Asher shrugged. “If you don’t want her then you can’t get mad because another man does.”

  “I do want her, that’s the thing. I was just too much of a coward to accept it.”

  Asher shrugged. “People make such a big deal out of this stuff.”

  “The fact that it’s all casual to you proves that you don’t know anything about love yet. Trust me. Some woman is going to mess you up someday too.”

  “I doubt it.”

  “You just tempted fate, man,” Alex said. “And I’ll look forward to watching that bite your ass.”

  Alex turned around and walked out of the coffeehouse, back into the parking lot. She was in California. She was already gone. He got back into his truck and started to drive toward her place. She wasn’t there. There was no reason for him to go there. And the bison really didn’t need him today. He still wanted to do something. Still wanted to feel...something. Closer to her, maybe. Even if he didn’t deserve that kind of assurance.

  His entire chest felt like it was made of shattered glass, and every time he breathed, it hurt. Every time his heart beat, it hurt.
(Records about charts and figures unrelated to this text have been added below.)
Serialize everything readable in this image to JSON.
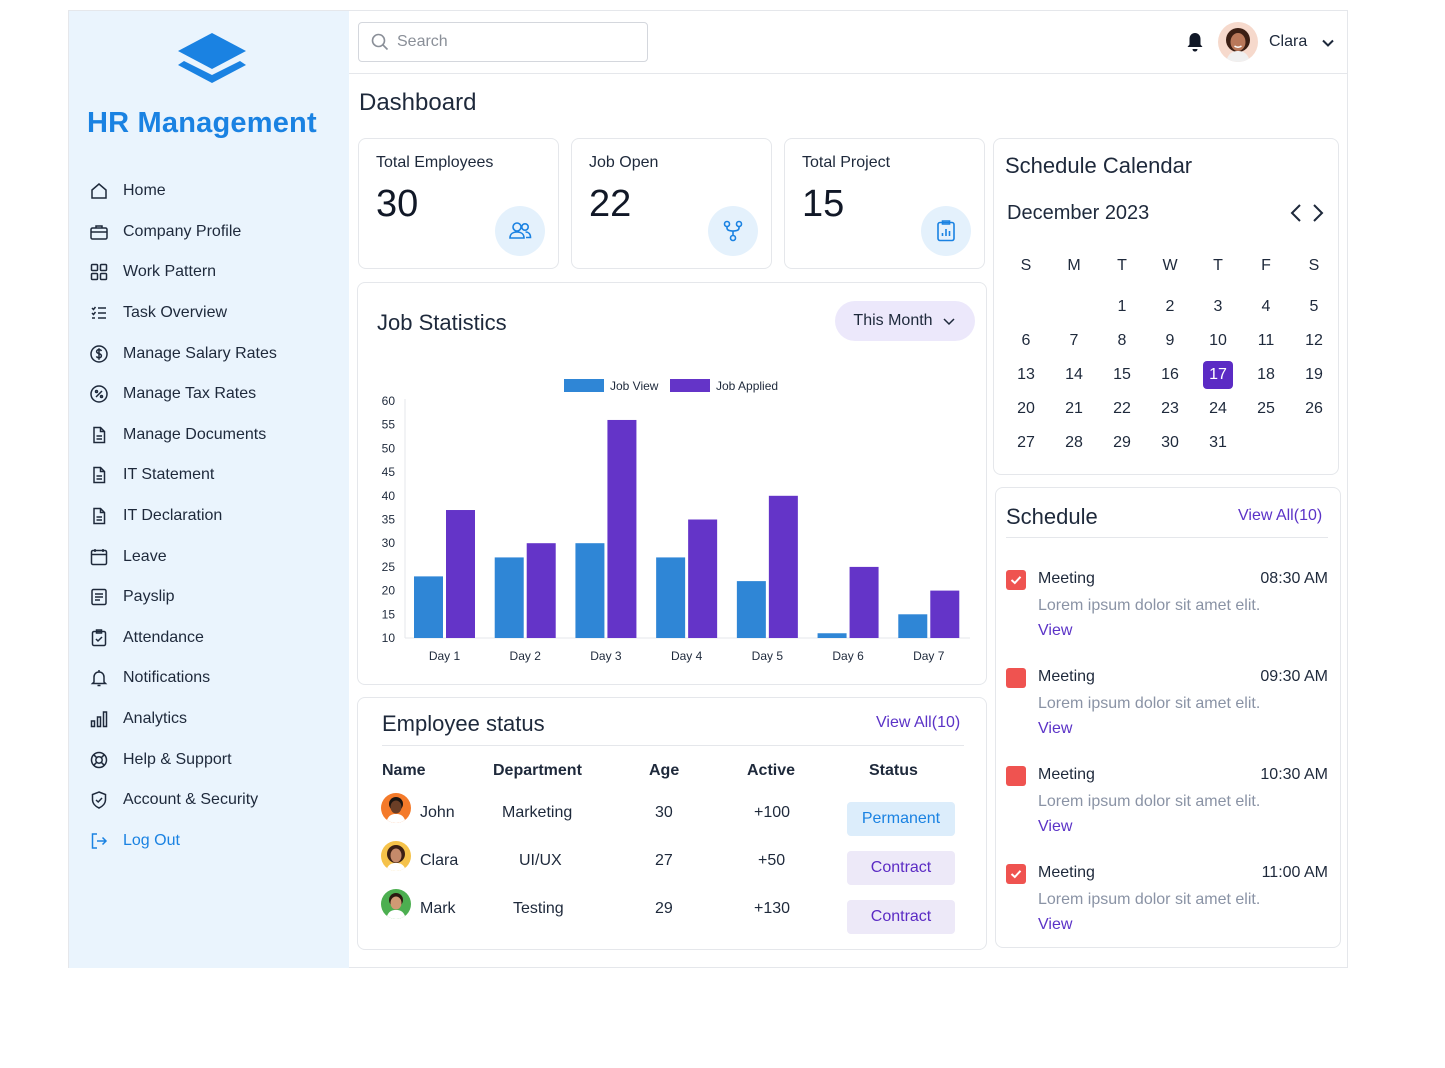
{
  "sidebar": {
    "brand": "HR Management",
    "items": [
      {
        "label": "Home"
      },
      {
        "label": "Company Profile"
      },
      {
        "label": "Work Pattern"
      },
      {
        "label": "Task Overview"
      },
      {
        "label": "Manage Salary Rates"
      },
      {
        "label": "Manage Tax Rates"
      },
      {
        "label": "Manage Documents"
      },
      {
        "label": "IT Statement"
      },
      {
        "label": "IT Declaration"
      },
      {
        "label": "Leave"
      },
      {
        "label": "Payslip"
      },
      {
        "label": "Attendance"
      },
      {
        "label": "Notifications"
      },
      {
        "label": "Analytics"
      },
      {
        "label": "Help & Support"
      },
      {
        "label": "Account & Security"
      },
      {
        "label": "Log Out"
      }
    ]
  },
  "topbar": {
    "search_placeholder": "Search",
    "user_name": "Clara"
  },
  "page_title": "Dashboard",
  "stats": [
    {
      "label": "Total Employees",
      "value": "30"
    },
    {
      "label": "Job Open",
      "value": "22"
    },
    {
      "label": "Total Project",
      "value": "15"
    }
  ],
  "job_statistics": {
    "title": "Job Statistics",
    "filter_label": "This Month"
  },
  "chart_data": {
    "type": "bar",
    "title": "Job Statistics",
    "categories": [
      "Day 1",
      "Day 2",
      "Day 3",
      "Day 4",
      "Day 5",
      "Day 6",
      "Day 7"
    ],
    "series": [
      {
        "name": "Job View",
        "color": "#2f86d6",
        "values": [
          23,
          27,
          30,
          27,
          22,
          11,
          15
        ]
      },
      {
        "name": "Job Applied",
        "color": "#6434c8",
        "values": [
          37,
          30,
          56,
          35,
          40,
          25,
          20
        ]
      }
    ],
    "yticks": [
      10,
      15,
      20,
      25,
      30,
      35,
      40,
      45,
      50,
      55,
      60
    ],
    "ylim": [
      10,
      60
    ],
    "legend_position": "top-center"
  },
  "employee_status": {
    "title": "Employee status",
    "view_all": "View All(10)",
    "columns": [
      "Name",
      "Department",
      "Age",
      "Active",
      "Status"
    ],
    "rows": [
      {
        "name": "John",
        "department": "Marketing",
        "age": "30",
        "active": "+100",
        "status": "Permanent"
      },
      {
        "name": "Clara",
        "department": "UI/UX",
        "age": "27",
        "active": "+50",
        "status": "Contract"
      },
      {
        "name": "Mark",
        "department": "Testing",
        "age": "29",
        "active": "+130",
        "status": "Contract"
      }
    ]
  },
  "calendar": {
    "title": "Schedule Calendar",
    "month": "December 2023",
    "weekdays": [
      "S",
      "M",
      "T",
      "W",
      "T",
      "F",
      "S"
    ],
    "weeks": [
      [
        "",
        "",
        "1",
        "2",
        "3",
        "4",
        "5"
      ],
      [
        "6",
        "7",
        "8",
        "9",
        "10",
        "11",
        "12"
      ],
      [
        "13",
        "14",
        "15",
        "16",
        "17",
        "18",
        "19"
      ],
      [
        "20",
        "21",
        "22",
        "23",
        "24",
        "25",
        "26"
      ],
      [
        "27",
        "28",
        "29",
        "30",
        "31",
        "",
        ""
      ]
    ],
    "today": "17"
  },
  "schedule": {
    "title": "Schedule",
    "view_all": "View All(10)",
    "items": [
      {
        "title": "Meeting",
        "time": "08:30 AM",
        "desc": "Lorem ipsum dolor sit amet elit.",
        "view": "View",
        "checked": true
      },
      {
        "title": "Meeting",
        "time": "09:30 AM",
        "desc": "Lorem ipsum dolor sit amet elit.",
        "view": "View",
        "checked": false
      },
      {
        "title": "Meeting",
        "time": "10:30 AM",
        "desc": "Lorem ipsum dolor sit amet elit.",
        "view": "View",
        "checked": false
      },
      {
        "title": "Meeting",
        "time": "11:00 AM",
        "desc": "Lorem ipsum dolor sit amet elit.",
        "view": "View",
        "checked": true
      }
    ]
  },
  "colors": {
    "primary": "#1a82e2",
    "accent": "#5b2bc4",
    "sidebar_bg": "#eaf4fd",
    "permanent_bg": "#dcedfb",
    "permanent_text": "#1a82e2",
    "contract_bg": "#ede9f8",
    "contract_text": "#5b2bc4",
    "checkbox": "#ef5350"
  }
}
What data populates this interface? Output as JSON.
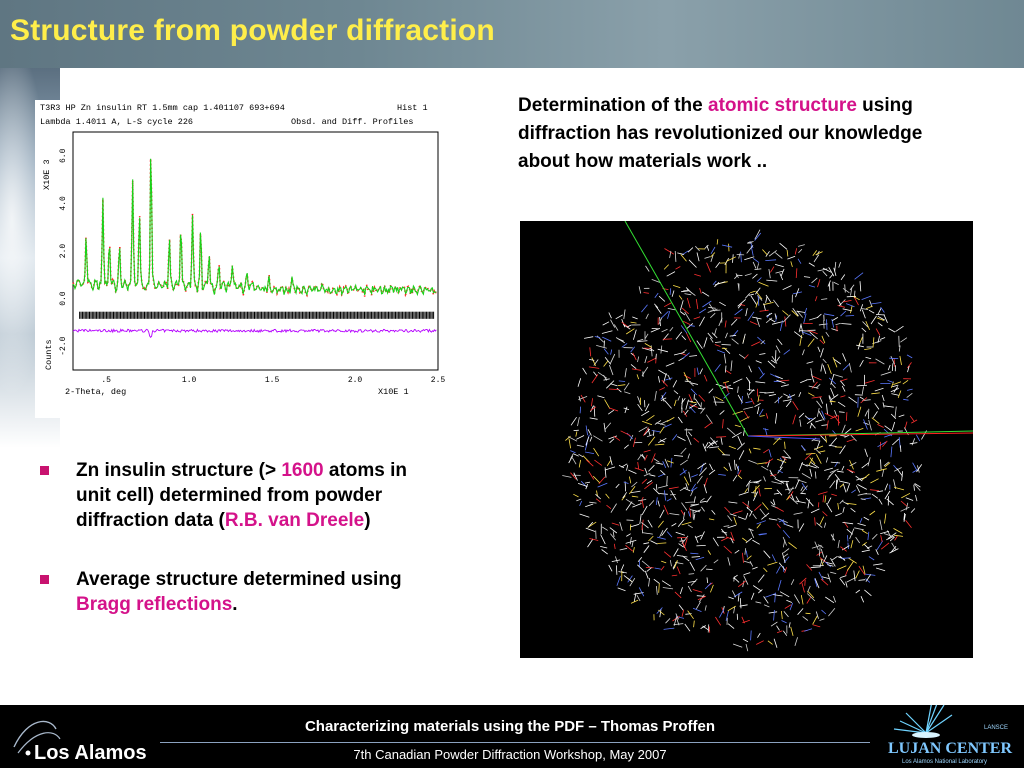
{
  "slide": {
    "title": "Structure from powder diffraction"
  },
  "intro": {
    "part1": "Determination of the ",
    "highlight": "atomic structure",
    "part2": " using diffraction has revolutionized our knowledge about how materials work .."
  },
  "pattern": {
    "header_line1": "T3R3 HP Zn insulin RT 1.5mm cap 1.401107 693+694",
    "header_hist": "Hist   1",
    "header_line2": "Lambda 1.4011 A, L-S cycle  226",
    "header_obsd": "Obsd. and Diff. Profiles",
    "y_scale_label": "X10E  3",
    "y_ticks": [
      "6.0",
      "4.0",
      "2.0",
      "0.0",
      "-2.0"
    ],
    "y_label": "Counts",
    "x_ticks": [
      ".5",
      "1.0",
      "1.5",
      "2.0",
      "2.5"
    ],
    "x_label": "2-Theta, deg",
    "x_scale_label": "X10E  1",
    "colors": {
      "observed": "#ff2020",
      "calculated": "#19d219",
      "difference": "#b400ff",
      "reflections": "#000000"
    }
  },
  "bullets": [
    {
      "pre": "Zn insulin structure (> ",
      "highlight": "1600",
      "post": " atoms in unit cell) determined from powder diffraction data (",
      "highlight2": "R.B. van Dreele",
      "post2": ")"
    },
    {
      "pre": "Average structure determined using ",
      "highlight": "Bragg reflections",
      "post": "."
    }
  ],
  "footer": {
    "title": "Characterizing materials using the PDF – Thomas Proffen",
    "subtitle": "7th Canadian Powder Diffraction Workshop, May 2007",
    "logo_left": "Los Alamos",
    "logo_right": "LUJAN CENTER",
    "logo_right_top": "LANSCE",
    "logo_right_sub": "Los Alamos National Laboratory"
  },
  "accent": {
    "title_color": "#ffee4a",
    "highlight_color": "#d4128a"
  }
}
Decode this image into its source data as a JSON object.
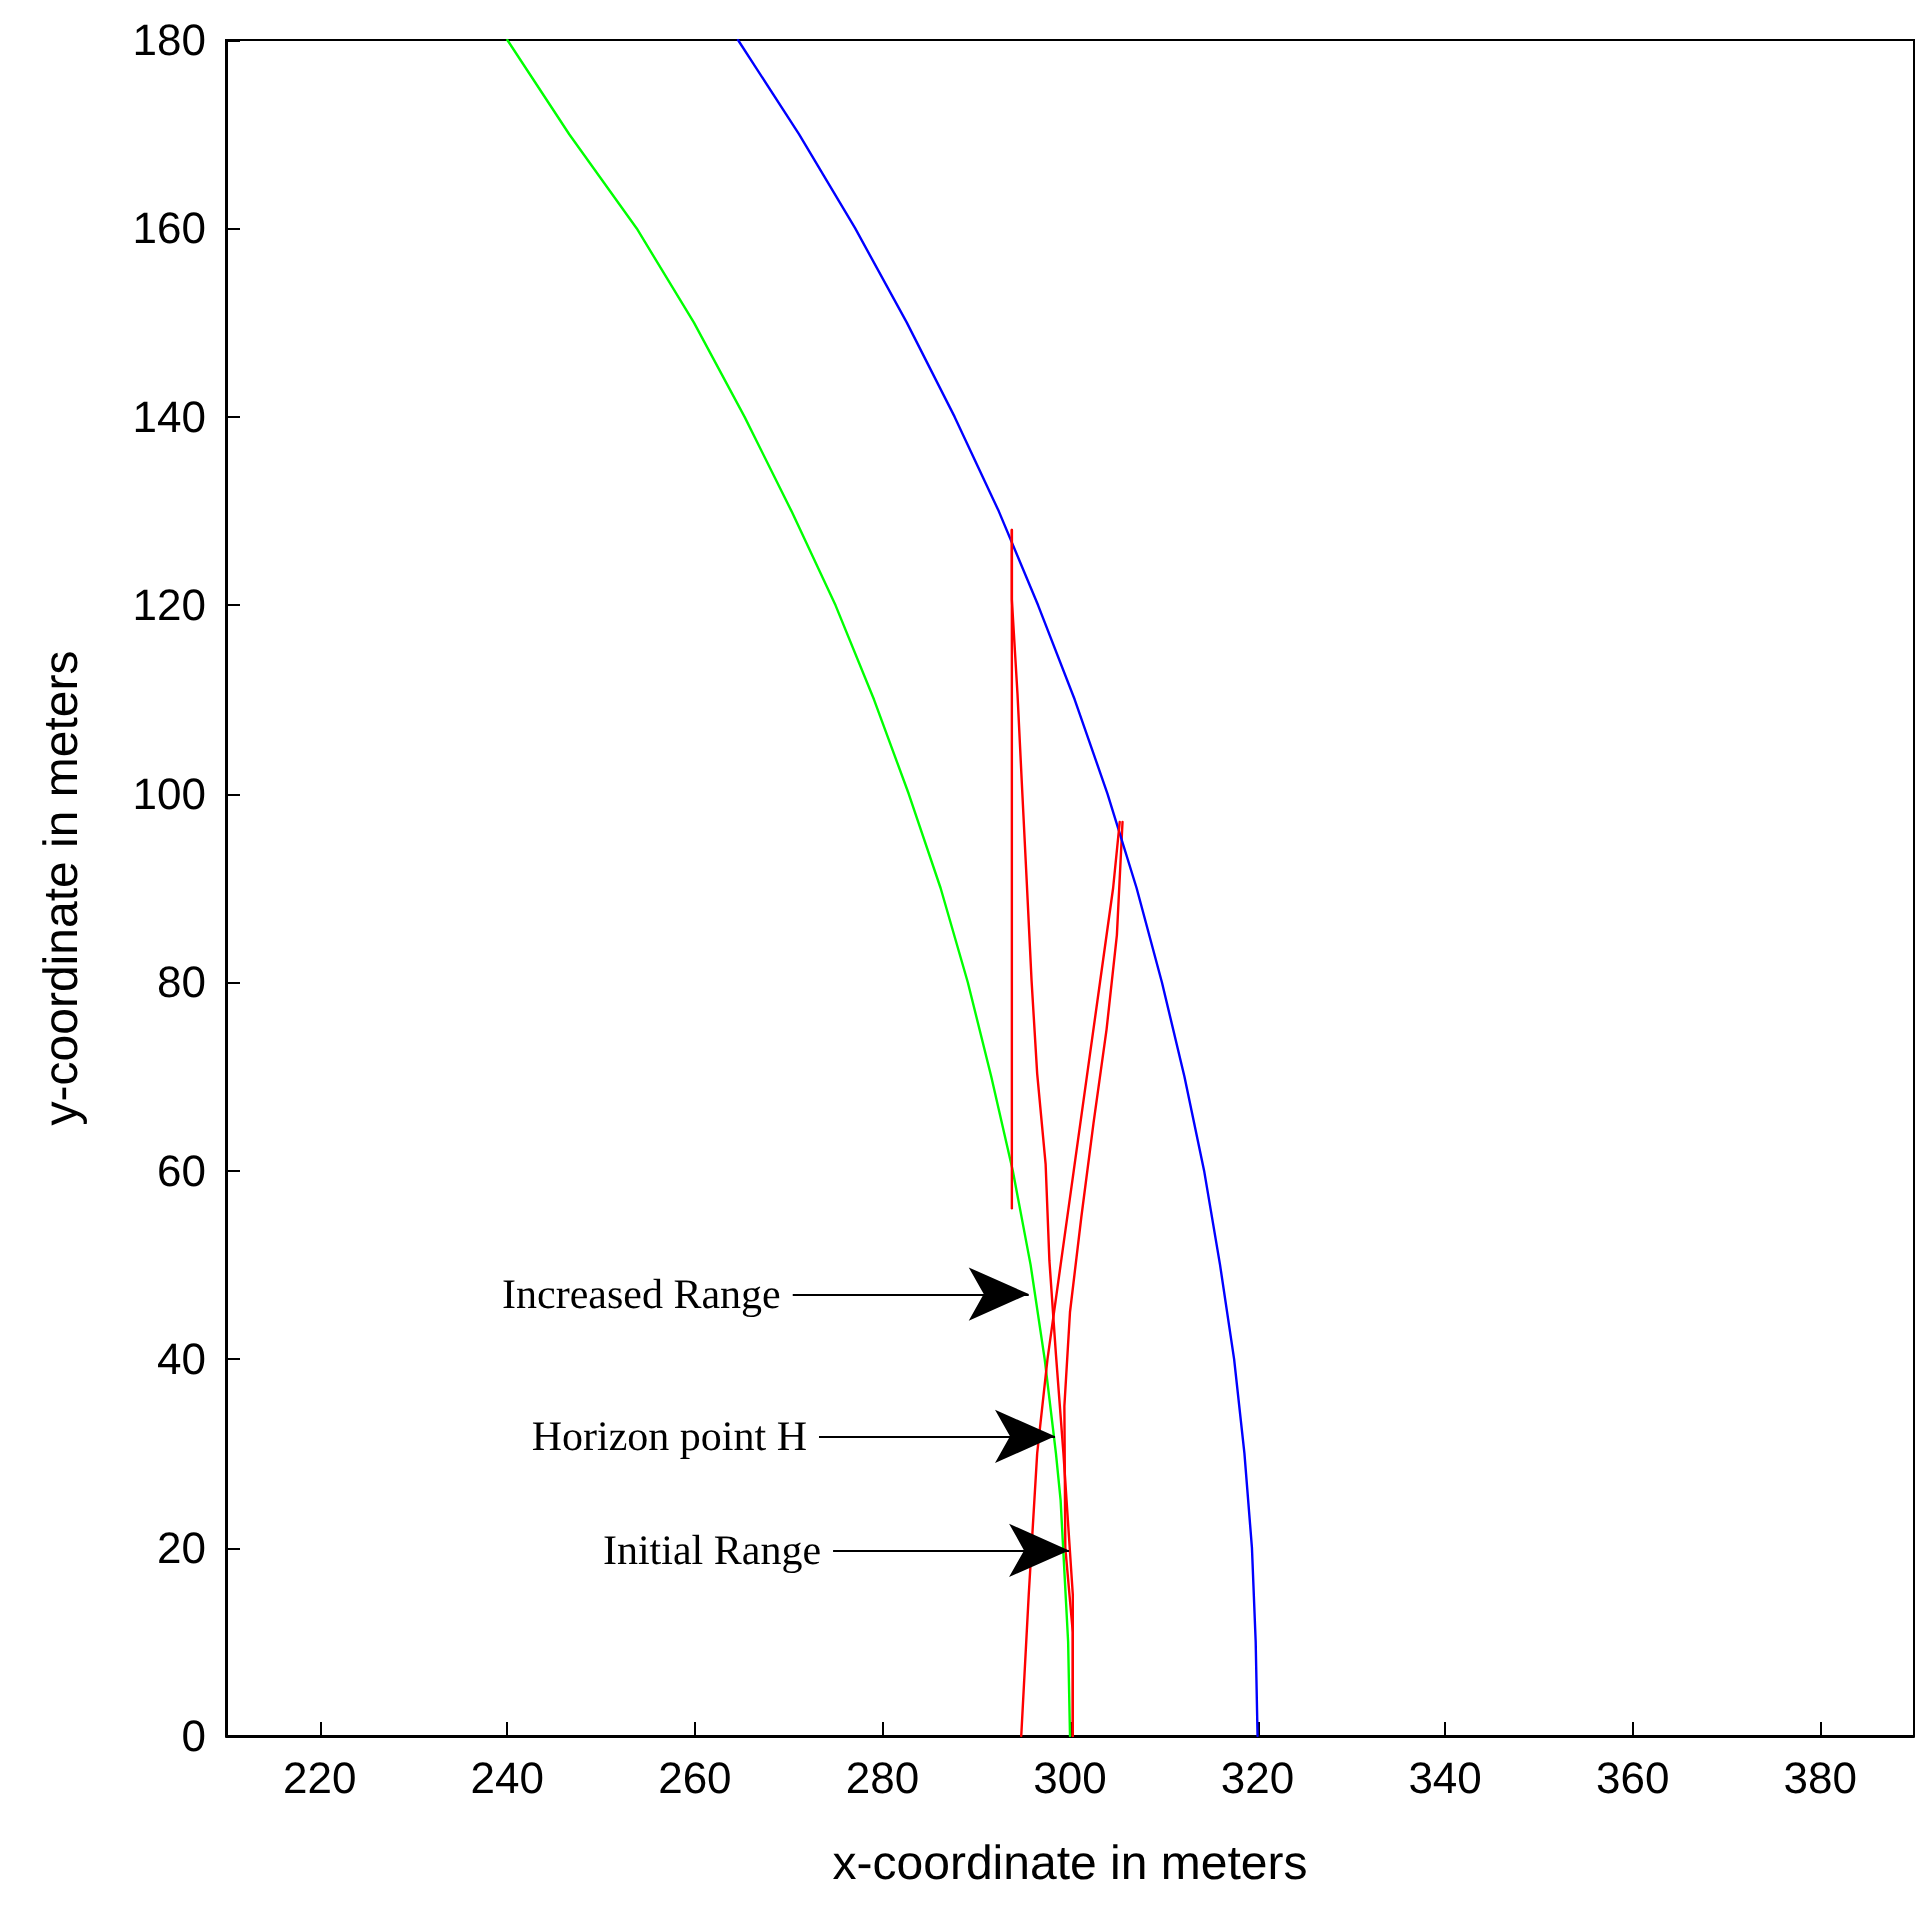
{
  "chart_data": {
    "type": "line",
    "xlabel": "x-coordinate in meters",
    "ylabel": "y-coordinate in meters",
    "xlim": [
      210,
      390
    ],
    "xticks": [
      220,
      240,
      260,
      280,
      300,
      320,
      340,
      360,
      380
    ],
    "ylim": [
      0,
      180
    ],
    "yticks": [
      0,
      20,
      40,
      60,
      80,
      100,
      120,
      140,
      160,
      180
    ],
    "grid": false,
    "marker": "none",
    "line_style": "solid",
    "series": [
      {
        "color": "#00ff00",
        "x": [
          240,
          246.6,
          253.8,
          259.9,
          265.3,
          270.3,
          275.0,
          279.1,
          282.8,
          286.2,
          289.1,
          291.6,
          293.9,
          295.8,
          297.3,
          298.5,
          299.0,
          299.8,
          300
        ],
        "values": [
          180,
          170,
          160,
          150,
          140,
          130,
          120,
          110,
          100,
          90,
          80,
          70,
          60,
          50,
          40,
          30,
          25,
          10,
          0
        ]
      },
      {
        "color": "#0000ff",
        "x": [
          264.6,
          271.1,
          277.1,
          282.6,
          287.7,
          292.4,
          296.6,
          300.5,
          304.0,
          307.1,
          309.8,
          312.2,
          314.3,
          316.0,
          317.5,
          318.6,
          319.4,
          319.8,
          320
        ],
        "values": [
          180,
          170,
          160,
          150,
          140,
          130,
          120,
          110,
          100,
          90,
          80,
          70,
          60,
          50,
          40,
          30,
          20,
          10,
          0
        ]
      },
      {
        "color": "#ff0000",
        "x": [
          293.8,
          293.8
        ],
        "values": [
          128,
          56
        ]
      },
      {
        "color": "#ff0000",
        "x": [
          293.8,
          293.8,
          294.4,
          294.9,
          295.4,
          295.9,
          296.5,
          297.4,
          297.8,
          298.5,
          299.3,
          300.3,
          300.3
        ],
        "values": [
          128,
          120.6,
          110.6,
          100.4,
          90.4,
          80.2,
          70.3,
          60.7,
          50.5,
          40.5,
          30,
          15,
          0
        ]
      },
      {
        "color": "#ff0000",
        "x": [
          305.3,
          304.6,
          303.2,
          301.8,
          300.4,
          299.0,
          297.6,
          296.5,
          295.6,
          294.8
        ],
        "values": [
          97,
          90,
          80,
          70,
          60,
          50,
          40,
          30,
          15,
          0
        ]
      },
      {
        "color": "#ff0000",
        "x": [
          305.6,
          305.0,
          303.9,
          302.5,
          301.2,
          300.0,
          299.4,
          299.5,
          300.3,
          300.3
        ],
        "values": [
          97,
          85,
          75,
          65,
          55,
          45,
          35,
          20,
          11,
          0
        ]
      }
    ],
    "annotations": [
      {
        "text": "Increased Range",
        "x": 295.6,
        "y": 46.9
      },
      {
        "text": "Horizon point H",
        "x": 298.4,
        "y": 31.8
      },
      {
        "text": "Initial Range",
        "x": 299.9,
        "y": 19.7
      }
    ]
  }
}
  This was the cost of hope. Of hoping that someday he could have her. That someday, she could forgive him. That they could both be in a place where they could be together.

  But he did hope. He hoped he could fix it. That it wasn’t too late.

  He started to turn into her driveway at the same time as a little white car that looked an awful lot like Clara’s.

  She whipped in front of him, and then stopped the car. Which was when he realized that it was Clara. He stopped his truck behind hers, and got out. And she got out at the same time, her face flushed, her eyes a little bit puffy, dark circles underneath them.

  “What the hell are you doing here? That skinny-jeans hipster told me you were in California.”

  “I was.” She sounded out of breath. “I drove eight hours to get back here. I drove all night. I haven’t slept.”